Se estiver baseada na corrupção, na separação, em medos, você vai projetar isso externamente e também vai esperar isso externamente.
Mas a sua integridade é sua. A forma como você responde e reage corresponde ao que você é, ao seu ser, independentemente do que outras pessoas façam.
As pessoas sempre me dizem: “Se nos transformamos em
amor por nós mesmos, isso quer dizer que vamos ser egoístas?”
Não, é o oposto.
Porque, se você se ama, você é íntegro e tudo é importante para você, porque você não vai estar percebendo a separação, mas sim vai ver: “eu sou isso, eu sou isso, eu sou isso”. Porque você se vê em si mesmo: “Ah, eu costumava fazer isso. Eu costumava fazer aquilo…”.

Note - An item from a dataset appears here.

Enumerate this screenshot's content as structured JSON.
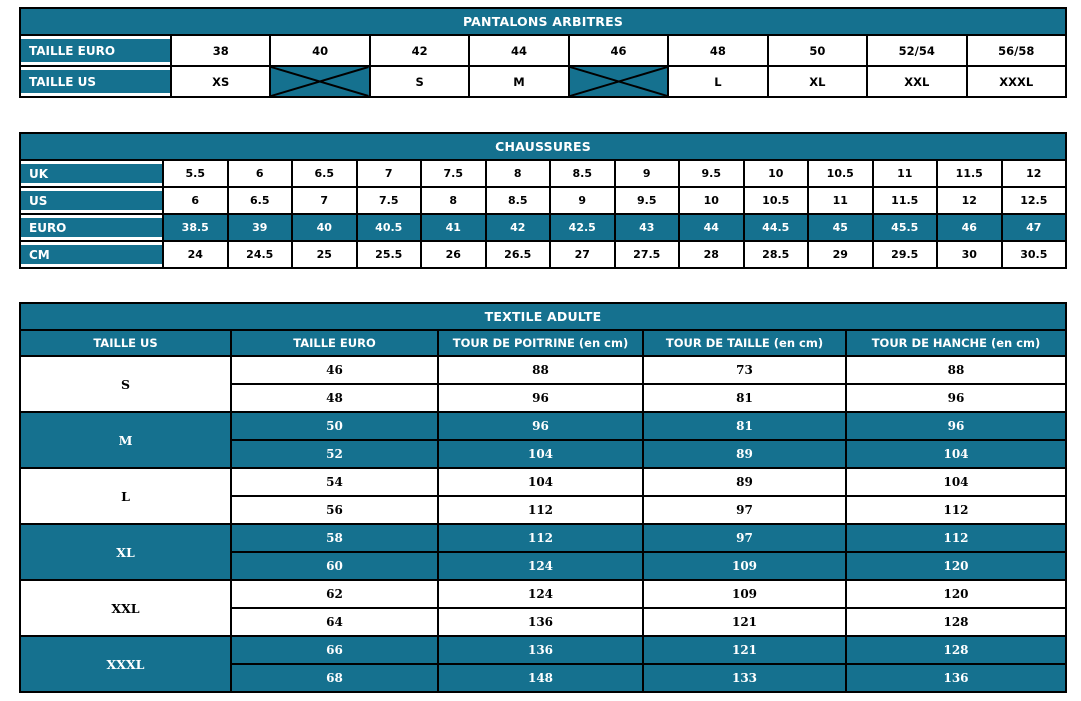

Porque tudo o que não é íntegro vem do medo, vem da manipulação, não vem do amor.
Então, a integridade, assim como a verdadeira compaixão, vem de uma pessoa evoluída, uma pessoa que está ancorada no amor incondicional.
Reflexão da Semana:
A integridade não é algo que se força nem se aprende de fora. É uma consequência natural do amor-próprio.
Quando você está ancorado no amor, as suas ações, as suas decisões e a sua forma de responder ao mundo surgem da coerência interna, não do
medo nem da separação. A verdadeira integridade não depende do que os outros façam, mas de como você escolhe ser em cada situação.
Amar a si mesmo não o torna egoísta; lhe traz clareza.
E, a partir dessa clareza, a compaixão e a responsabilidade surgem de forma espontânea.
Nesta semana, convidamos você a refletir:
De que lugar você está agindo hoje: do
amor ou do medo?
Em que situação você poderia escolher responder com mais integridade consigo mesmo, sem esperar que os outros mudem?
Um lembrete:
“A paz é uma decisão interna, não uma condição externa”.
— Isha Judd, em seu livro Por que caminhar se você pode voar.